Антипсихотики еще в самом начале эры психофармакологии использовались в качестве дополнения к терапии антидепрессантами при депрессии. Из атипичных антипсихотиков сообщалось об эффективности примения клозапина, оланзапина, арипипразола и рисперидона в комбинации с антидепрессантами. Среди препаратов этой группы особое место занимает кветиапин, поскольку наряду с антипсихотическим он обладает выраженным антидепрессивным эффектом и самостоятельно используется в лечении биполярной и монополярной депрессии.
Ключевым активным метаболитом кветиапина является N-дезалкил кветиапин, или норкветиапин.

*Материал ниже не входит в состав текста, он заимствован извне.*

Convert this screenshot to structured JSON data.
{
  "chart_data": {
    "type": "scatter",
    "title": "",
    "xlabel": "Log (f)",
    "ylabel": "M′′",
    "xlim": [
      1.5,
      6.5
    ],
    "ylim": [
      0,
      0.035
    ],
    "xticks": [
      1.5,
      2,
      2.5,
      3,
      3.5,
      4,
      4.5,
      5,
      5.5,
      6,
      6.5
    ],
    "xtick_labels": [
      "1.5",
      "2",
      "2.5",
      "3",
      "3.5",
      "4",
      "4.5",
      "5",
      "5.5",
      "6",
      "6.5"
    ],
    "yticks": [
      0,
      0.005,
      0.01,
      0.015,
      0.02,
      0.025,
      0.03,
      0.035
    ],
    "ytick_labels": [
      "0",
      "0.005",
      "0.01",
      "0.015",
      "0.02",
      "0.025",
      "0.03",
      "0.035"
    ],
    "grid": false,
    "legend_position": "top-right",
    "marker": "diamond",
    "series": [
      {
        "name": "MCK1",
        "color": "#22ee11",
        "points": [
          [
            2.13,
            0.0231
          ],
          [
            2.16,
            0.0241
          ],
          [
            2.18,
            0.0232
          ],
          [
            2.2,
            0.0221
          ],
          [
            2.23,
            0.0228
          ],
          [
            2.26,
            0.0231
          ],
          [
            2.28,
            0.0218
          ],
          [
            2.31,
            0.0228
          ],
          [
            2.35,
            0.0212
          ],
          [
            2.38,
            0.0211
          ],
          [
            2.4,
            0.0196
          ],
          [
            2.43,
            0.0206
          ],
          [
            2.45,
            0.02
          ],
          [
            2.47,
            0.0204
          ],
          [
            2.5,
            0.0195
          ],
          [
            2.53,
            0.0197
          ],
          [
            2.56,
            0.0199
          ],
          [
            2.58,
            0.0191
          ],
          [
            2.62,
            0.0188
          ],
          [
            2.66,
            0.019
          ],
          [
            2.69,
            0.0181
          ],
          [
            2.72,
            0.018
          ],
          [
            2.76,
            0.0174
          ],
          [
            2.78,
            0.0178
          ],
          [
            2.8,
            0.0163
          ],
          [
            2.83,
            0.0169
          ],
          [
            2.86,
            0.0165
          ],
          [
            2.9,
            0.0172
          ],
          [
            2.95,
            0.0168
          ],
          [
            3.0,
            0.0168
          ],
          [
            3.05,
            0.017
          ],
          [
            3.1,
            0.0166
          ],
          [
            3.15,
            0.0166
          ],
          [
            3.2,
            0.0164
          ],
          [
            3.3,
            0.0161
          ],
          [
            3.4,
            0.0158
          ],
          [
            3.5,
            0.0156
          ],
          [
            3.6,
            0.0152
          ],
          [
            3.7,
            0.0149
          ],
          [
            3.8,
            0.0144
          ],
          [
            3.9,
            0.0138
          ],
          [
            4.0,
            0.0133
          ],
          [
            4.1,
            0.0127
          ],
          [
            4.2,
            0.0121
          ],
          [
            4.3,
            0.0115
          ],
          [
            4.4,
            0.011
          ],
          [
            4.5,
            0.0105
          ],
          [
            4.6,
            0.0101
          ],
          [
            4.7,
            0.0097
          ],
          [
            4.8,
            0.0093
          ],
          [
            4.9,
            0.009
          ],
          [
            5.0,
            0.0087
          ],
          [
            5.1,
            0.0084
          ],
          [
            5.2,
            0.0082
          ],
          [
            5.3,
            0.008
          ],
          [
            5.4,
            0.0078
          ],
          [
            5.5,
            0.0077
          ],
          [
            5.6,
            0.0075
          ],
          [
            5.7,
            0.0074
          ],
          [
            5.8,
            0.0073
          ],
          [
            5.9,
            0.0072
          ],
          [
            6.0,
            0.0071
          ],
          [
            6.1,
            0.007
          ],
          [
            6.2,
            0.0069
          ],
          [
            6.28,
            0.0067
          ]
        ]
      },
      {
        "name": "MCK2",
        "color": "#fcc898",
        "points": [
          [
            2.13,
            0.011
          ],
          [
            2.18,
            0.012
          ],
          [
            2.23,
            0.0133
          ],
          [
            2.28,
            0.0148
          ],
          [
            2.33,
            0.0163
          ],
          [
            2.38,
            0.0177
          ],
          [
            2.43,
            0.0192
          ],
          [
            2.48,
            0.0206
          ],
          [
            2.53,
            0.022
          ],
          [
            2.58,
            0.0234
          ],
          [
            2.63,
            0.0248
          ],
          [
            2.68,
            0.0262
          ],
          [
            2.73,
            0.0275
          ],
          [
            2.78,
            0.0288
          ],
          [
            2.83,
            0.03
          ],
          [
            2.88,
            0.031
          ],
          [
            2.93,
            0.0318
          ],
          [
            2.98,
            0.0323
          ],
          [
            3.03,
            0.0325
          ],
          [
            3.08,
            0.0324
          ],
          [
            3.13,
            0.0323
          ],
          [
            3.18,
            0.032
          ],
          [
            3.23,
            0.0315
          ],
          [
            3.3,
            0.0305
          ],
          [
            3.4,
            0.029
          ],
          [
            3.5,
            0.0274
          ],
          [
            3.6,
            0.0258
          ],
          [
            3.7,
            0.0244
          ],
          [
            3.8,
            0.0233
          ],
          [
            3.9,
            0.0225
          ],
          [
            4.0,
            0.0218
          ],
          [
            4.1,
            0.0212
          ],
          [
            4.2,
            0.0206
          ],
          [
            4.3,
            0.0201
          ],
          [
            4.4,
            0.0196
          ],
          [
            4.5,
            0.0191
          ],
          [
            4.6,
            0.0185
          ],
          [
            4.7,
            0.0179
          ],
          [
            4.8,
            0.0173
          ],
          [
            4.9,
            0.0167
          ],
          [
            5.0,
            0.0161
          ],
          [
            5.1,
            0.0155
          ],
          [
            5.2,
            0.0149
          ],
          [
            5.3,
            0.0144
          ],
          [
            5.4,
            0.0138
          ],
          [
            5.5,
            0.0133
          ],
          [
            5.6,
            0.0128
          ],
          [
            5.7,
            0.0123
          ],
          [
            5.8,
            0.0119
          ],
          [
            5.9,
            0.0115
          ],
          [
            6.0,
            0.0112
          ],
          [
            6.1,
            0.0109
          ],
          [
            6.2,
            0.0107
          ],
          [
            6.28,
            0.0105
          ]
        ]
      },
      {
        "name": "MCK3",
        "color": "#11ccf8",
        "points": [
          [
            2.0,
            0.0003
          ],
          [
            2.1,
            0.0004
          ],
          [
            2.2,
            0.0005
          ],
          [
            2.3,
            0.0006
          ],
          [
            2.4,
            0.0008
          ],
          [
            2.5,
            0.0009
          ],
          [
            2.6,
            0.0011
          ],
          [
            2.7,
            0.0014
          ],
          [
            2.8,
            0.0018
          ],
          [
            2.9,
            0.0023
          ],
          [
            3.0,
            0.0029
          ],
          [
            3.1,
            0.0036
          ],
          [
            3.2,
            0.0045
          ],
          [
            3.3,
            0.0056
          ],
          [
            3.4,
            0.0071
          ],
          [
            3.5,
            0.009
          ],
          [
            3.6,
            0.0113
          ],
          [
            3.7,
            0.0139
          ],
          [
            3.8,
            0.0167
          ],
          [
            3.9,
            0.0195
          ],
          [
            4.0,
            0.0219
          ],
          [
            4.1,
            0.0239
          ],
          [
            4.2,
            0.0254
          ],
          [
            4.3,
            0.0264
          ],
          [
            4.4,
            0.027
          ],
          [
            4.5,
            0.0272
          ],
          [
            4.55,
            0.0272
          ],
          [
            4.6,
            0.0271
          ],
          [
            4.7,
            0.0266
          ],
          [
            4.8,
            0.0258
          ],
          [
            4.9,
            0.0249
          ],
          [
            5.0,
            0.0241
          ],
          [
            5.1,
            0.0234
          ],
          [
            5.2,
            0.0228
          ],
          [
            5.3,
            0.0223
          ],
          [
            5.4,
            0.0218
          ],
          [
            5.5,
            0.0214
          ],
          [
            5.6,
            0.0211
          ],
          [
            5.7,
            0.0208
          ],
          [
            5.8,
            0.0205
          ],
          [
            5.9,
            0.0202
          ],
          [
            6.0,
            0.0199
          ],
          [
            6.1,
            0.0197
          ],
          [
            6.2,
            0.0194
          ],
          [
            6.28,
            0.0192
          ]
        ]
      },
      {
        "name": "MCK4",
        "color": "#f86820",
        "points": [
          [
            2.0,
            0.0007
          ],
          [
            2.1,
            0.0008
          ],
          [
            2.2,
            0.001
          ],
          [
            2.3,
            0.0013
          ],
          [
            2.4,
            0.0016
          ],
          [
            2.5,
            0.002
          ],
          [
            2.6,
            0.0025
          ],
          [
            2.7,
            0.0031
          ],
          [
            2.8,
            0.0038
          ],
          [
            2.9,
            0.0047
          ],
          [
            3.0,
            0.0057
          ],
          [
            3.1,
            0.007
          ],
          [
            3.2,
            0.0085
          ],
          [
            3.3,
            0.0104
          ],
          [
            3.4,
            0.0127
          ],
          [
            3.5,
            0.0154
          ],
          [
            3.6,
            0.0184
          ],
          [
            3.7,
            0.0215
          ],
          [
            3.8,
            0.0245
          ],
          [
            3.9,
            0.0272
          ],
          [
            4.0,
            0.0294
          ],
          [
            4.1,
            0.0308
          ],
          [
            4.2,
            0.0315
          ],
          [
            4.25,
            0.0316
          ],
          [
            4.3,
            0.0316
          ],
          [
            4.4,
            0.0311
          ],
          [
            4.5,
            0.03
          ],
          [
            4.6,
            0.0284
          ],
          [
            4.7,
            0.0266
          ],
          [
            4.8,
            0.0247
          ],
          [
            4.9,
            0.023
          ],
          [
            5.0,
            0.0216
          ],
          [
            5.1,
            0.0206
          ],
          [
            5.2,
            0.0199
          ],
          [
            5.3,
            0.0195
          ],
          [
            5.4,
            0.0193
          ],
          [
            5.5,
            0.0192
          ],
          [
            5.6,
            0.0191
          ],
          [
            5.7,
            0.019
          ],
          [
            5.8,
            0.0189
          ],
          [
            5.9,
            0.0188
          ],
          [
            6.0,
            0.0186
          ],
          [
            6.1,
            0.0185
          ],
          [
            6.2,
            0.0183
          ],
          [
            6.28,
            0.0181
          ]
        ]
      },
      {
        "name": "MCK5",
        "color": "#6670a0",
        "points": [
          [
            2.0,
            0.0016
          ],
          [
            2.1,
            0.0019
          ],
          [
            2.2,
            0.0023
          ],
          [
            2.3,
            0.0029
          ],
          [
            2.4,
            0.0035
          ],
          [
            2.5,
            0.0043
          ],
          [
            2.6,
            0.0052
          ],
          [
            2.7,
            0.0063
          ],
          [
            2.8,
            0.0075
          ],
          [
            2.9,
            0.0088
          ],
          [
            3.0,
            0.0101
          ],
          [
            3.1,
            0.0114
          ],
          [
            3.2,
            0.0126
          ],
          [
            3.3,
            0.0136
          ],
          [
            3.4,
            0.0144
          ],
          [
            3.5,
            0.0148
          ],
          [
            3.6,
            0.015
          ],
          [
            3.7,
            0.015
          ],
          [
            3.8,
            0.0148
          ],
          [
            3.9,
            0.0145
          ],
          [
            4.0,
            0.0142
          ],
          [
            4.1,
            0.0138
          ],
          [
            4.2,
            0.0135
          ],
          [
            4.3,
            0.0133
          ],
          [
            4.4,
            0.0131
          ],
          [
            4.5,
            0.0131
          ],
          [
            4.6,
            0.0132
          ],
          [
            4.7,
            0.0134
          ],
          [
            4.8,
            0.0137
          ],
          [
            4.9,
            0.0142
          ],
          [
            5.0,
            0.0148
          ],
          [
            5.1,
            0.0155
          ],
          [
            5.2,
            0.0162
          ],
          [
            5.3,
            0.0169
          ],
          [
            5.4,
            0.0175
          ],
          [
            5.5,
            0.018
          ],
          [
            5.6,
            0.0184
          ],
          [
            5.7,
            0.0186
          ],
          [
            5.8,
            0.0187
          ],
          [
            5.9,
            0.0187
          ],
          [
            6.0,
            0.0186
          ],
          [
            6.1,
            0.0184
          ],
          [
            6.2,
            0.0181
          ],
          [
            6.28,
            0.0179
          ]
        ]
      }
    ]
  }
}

Кветиапин и норкветиапин взаимодействуют с дофаминергической, норадренергической и серотонинергической системами, однако их способность влиять на функции этих систем количественно и качественно отличаются. Норкветиапин обладает большим сродством, чем кветиапин, к рецепторам серотонина, являясь парциальным антагонистом 5-HT1A-рецепторов и антагонистом 5-HT2A-рецепторов, что может объяснять антидепрессивное и снотворное действие препарата. Кроме того, норкветиапин в большей степени, чем кветиапин блокирует пресинаптические a2-рецепторы норадреналина.
Профиль рецепторных взаимодействий кветиапина и норкветиапина также может объяснять побочные эффекты кветиапина. К примеру, седация, усиление аппетита и повышение веса могут быть обусловлены сродством к H1-рецепторам, а такие нежелательные явления, как сухость во рту, задержка мочи, мидриаз могут объясняться в несколько десятков раз большим сродством норкветиапина к M-холинорецепторам, чем кветиапина.
Это далеко не все особенности рецепторных взаимодействий кветиапина и норкветиапина. По мнению авторов, на сегодняшний день существует достаточно данных, чтобы утверждать, что особенности фармакологического действия кветиапина как антипсихотика и антидепрессанта если во многом и не определяются, то, по крайней мере, опосредованы его активным метаболитом норкветиапином.